Saturday, December 22, 2012

20 years of gear (and stuff)

'Tis the season to be cleaning out my draft blog posts, and I found a longish one I wrote about the gear I used to hike 750 or so miles of the Pacific Crest Trail this summer.  Here I was all excited to compare what I started backpacking with back in 1992 on the Long Trail with what I'm using in 2012 on the PCT.  But I never posted it, didn't find it that interesting, and it just sat there.  Two reasons:

-The PCT has generally good weather, so much of what you carry isn't tremendously important.  What's important is being able to walk long miles, so shoes and socks are important (for example).  But there's so much good-quality, lightweight backpacking stuff out there at this point that it would be hard to go terminally wrong.

(Aside: I think it would be fun to try to hike the PCT again using nothing but gear available from Walmart.  Really I think I could do it just fine except for water treatment and maybe shoes.)

(Another aside: Distinguish here between not mattering that much what you carry with simply dispensing with carrying much at all.  Sure, five-pound base weights are all the rage [complete with inadequate water treatment methods, borderline-useless stoves (that have a propensity to tip over and cause forest fires), uncomfortable shelter options, etc.), but of course you do so at your inconvenience/peril.)

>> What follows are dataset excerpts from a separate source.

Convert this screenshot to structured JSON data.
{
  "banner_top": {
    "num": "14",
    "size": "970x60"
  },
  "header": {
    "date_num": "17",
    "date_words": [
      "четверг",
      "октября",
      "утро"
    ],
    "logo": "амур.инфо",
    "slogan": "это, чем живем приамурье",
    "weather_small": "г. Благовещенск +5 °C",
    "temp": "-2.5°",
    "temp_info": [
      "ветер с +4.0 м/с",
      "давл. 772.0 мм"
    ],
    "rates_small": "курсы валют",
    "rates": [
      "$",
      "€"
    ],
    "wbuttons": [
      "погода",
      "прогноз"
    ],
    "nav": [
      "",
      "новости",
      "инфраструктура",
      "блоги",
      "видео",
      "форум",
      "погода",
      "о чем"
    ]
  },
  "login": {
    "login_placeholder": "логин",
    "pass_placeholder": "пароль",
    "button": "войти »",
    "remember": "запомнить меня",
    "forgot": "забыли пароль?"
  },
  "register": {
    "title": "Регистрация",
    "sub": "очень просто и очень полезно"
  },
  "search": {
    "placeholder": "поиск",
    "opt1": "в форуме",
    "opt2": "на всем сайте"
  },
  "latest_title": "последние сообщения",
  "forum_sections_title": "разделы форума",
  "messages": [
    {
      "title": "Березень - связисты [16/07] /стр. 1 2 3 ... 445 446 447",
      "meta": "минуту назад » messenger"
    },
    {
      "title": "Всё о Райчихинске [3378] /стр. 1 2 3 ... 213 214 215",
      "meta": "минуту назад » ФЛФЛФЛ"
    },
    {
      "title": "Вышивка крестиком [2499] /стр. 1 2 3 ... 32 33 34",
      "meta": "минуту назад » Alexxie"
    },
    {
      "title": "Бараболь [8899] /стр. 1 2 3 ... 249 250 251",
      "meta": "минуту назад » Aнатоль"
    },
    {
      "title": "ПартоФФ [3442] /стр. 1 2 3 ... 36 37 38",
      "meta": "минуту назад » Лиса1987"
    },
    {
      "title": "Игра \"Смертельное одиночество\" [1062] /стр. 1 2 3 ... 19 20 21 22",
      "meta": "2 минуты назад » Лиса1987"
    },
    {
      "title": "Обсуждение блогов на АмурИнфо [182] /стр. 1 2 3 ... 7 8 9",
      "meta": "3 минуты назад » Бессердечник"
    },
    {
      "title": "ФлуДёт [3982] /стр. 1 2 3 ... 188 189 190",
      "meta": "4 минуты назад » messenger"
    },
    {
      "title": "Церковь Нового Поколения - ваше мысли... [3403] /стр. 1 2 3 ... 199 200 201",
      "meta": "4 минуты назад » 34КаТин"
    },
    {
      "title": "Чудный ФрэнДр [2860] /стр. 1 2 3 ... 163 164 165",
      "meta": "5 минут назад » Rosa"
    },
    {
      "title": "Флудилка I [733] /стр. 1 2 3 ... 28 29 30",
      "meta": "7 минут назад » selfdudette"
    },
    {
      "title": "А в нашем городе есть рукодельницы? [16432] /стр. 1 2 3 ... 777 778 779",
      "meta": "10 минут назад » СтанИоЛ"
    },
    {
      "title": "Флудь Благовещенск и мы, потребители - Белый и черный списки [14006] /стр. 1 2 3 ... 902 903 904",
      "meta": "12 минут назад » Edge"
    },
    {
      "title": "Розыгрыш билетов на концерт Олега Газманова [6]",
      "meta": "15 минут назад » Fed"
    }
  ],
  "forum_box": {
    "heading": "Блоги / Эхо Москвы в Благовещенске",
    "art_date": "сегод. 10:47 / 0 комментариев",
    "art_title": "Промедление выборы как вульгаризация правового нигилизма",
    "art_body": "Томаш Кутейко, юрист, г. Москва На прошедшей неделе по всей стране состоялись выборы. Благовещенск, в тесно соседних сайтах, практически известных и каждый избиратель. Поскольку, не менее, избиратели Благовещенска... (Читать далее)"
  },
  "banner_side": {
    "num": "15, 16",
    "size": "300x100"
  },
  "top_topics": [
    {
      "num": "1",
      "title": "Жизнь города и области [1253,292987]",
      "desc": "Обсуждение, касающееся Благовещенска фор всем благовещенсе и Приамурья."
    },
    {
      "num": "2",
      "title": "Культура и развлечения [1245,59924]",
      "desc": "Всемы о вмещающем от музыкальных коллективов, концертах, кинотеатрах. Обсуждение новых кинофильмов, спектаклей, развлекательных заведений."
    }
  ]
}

-Improvements in outdoor gear have been iterative at best, and it's boring to compare stuff that differs only slightly.

About that second point:

If you took backpacking me circa 1998 after climbing and backpacking a fair amount, and presented me with the "cutting edge" of backpacking and climbing stuff, I'd probably make an unimpressed face.  Tents are a little lighter, and there's a lot more competition in the waterproof/breathable shell category, and...I don't know...maybe down sleeping bags are cheaper now?  Skis have changed a lot, and for the better, so there's that.

But if you took me, or probably most people, circa 1998 and presented me with a single device that served as a phone, GPS, serviceable digital camera, internet browser, MP3 player, radio, and basically pocket computer - I/we would have been absolutely blown away.

(Another aside: Yes, 1998 me was backpacking with a crazy folding modem thing that strapped onto a telephone receiver in order to send occasional emails.  It was absolutely terrible.)

So you say that's an unfair comparison - Moore's law doesn't apply to tents or sleeping bags.  But it's an interesting comparison.  It seems like the main limitation is with materials rather than designs, specifically fabric - you can't make anything much lighter than it is or it will tear, and cuben fiber stinks.

Or I could go beyond that - and sound like an idiot because I'm out of my depth - and say that Moore's law not applying to more things could be the single-most frustrating problem with the economy.  In order to boost growth enough to bring down unemployment, you need borderline-explosive growth.  The BRIC's are already baked into the cake (and appear to be slowing), printing lots of money only goes so far, and, well, too many people are making unimpressed faces rather than blown-away faces.  Which is something to think about - maybe a hike is in order.